El sector de la ciudad donde hoy se ubica la calle Manuel Rodríguez, se llamó en los tiempos anteriores a la Independencia, Guanguali - murmullo de agua - Por aquellos andurriales, que en esos años eran los extramuros de Santiago, no se veía sino ranchitos pajizos y tendales de ropa. El olor a romero y arrayán y algunas acequias a tajo abierto, llenaban el aire de murmulleos cantarinos que hacian más soportable la vida del pobrerío que habitaba allí. Hasta que un día la mala ocurrencia de algún Señorón, hizo deshacer el encanto del arrabal y poner en la esquina norponiente donde termina la calle Agustinas un galpón de paja guarnecido por un altillo donde siviera de vivienda y caseta de vigilancia para los capataces, estableciéndo en ese lugar una venta de esclavos. Eran los tiempos en que se hablaba mucho de a protección al indio, y aceptada su igualdad en el cristianismo, los monarcas españoles para aliviar su servidumbre, instituyeron el tráfico de esclavos.
El Marqués de Casa Real afrontó este despreciable tráfico de ébano humano importándolos desde las costas africanas vía Buenos Aires y Mendoza para los ingenios del Perú, y las casonas aristocráticas de Santiago. Por la Cañada de San Lázaro (asi se llamaba antes de convertirse enla Alameda de las Delicias) entraban engrillados por los tobillos, en dolorosa y atroz peregrinación los infelices negros traídos a sangre y fuego, o transados por aguadierte en los Puertos de Embarque. Con paso cancino transitaban estas "novedosas piezas de servicio" hacia el galpón, no sin arrastrar penosas pestes que diezmaban el piño humano.
Hacía de mayoral de la casa un mulato de nombre Roque, el que ofrecía los negros por diversos precios. Desde 200 hasta 1.000 pesos. Los negros eran ofrecidos bien lavados con agua de las acequias y el mulato destacaba las cualidades de cada uno. Los compradores revisaban minuciosamente la mercadería. Los hacian levantar recios pesos, los hacían encorvarse, les revisaban los pies y la dentadura. Los negros apiñados en el galpón no veían otra salida a su desgracia, que el ser vendidos a alguna casa grande donde su vida pudiese tener algo de alivio. Por eso entre estos infelices había una frase común para llamar su atención: "Tócame Roque" gritaban con lángida esperanza de salir del atroz hacinamiento y mala vida. El pobrerío del llano bautizó el lugar como "La casa de tócame Roque". Se dice que un gran señor santiaguino hizo una fortuna con este depreciable comercio.

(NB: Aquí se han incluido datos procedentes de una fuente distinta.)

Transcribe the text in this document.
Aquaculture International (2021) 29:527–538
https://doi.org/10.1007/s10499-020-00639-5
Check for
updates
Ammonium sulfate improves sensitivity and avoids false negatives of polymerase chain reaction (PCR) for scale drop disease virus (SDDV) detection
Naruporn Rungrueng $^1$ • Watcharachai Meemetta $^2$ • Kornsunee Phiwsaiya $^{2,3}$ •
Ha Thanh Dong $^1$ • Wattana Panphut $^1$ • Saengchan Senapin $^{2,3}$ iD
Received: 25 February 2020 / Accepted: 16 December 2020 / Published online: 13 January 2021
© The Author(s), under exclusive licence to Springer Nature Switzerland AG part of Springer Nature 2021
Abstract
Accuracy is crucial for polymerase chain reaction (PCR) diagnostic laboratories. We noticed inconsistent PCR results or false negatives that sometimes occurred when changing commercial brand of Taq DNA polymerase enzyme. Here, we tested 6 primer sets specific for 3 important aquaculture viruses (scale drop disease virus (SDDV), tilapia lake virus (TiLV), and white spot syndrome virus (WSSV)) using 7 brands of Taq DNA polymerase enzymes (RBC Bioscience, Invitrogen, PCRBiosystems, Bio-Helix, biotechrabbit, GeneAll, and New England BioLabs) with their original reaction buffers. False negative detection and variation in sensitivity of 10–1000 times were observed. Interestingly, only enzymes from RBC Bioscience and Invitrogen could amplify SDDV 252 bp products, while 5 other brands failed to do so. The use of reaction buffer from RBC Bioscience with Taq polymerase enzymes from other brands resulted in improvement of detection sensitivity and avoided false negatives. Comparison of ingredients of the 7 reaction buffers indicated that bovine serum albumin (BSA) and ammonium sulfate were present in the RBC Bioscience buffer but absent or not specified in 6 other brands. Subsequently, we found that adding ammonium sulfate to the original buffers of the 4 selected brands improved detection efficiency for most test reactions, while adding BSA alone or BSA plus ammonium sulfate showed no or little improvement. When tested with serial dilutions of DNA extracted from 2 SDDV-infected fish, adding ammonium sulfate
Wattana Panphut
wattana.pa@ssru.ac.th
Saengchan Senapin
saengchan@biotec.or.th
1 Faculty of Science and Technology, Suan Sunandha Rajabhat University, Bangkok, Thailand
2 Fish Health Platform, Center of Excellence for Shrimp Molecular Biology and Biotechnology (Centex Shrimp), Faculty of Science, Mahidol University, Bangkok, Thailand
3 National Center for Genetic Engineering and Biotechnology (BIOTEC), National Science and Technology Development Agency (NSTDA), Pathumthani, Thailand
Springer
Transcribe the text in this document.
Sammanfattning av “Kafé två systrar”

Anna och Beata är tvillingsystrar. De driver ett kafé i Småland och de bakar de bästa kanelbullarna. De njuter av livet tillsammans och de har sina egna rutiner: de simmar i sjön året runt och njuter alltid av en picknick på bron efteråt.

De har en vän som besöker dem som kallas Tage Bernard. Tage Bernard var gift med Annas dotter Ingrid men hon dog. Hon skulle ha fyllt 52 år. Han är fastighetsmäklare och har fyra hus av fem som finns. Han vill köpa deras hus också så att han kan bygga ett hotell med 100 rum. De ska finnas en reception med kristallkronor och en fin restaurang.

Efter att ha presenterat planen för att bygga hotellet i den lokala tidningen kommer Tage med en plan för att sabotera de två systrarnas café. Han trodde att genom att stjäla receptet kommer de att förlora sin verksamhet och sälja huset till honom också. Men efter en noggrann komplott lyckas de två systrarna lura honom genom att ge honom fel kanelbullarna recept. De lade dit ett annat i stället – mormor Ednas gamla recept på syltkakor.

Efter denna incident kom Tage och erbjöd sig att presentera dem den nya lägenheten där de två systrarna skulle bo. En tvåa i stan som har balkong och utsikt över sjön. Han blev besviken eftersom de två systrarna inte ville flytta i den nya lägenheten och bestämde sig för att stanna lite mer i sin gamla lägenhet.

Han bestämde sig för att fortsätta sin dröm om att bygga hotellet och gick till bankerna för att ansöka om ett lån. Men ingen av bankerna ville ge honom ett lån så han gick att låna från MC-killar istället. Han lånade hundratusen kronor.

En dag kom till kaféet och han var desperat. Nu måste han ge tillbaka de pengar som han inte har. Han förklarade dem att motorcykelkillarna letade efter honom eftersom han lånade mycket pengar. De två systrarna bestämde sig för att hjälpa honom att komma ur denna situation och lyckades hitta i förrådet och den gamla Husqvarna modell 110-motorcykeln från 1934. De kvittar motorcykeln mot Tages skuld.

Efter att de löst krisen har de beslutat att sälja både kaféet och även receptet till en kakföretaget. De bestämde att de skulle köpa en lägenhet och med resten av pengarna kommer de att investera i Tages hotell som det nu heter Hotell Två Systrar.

En los tiempos de la independencia La Casa de Tócame Roque seguía en pie, aunque desocupada desde el tráfico de los negreros.
Pero su lúgubre vida anterior había llenado de tal espanto al pueblo, que pasada las oraciones nadie se atrevía a transitar por esos andurriales. En las noches de tempestad se oían los lamentos guturales de los desdichados y el silbar de las rachas de viento imitaban el chasquido del rebenque, con que el capataz catigaba las carnes laceradas de los bozales negros.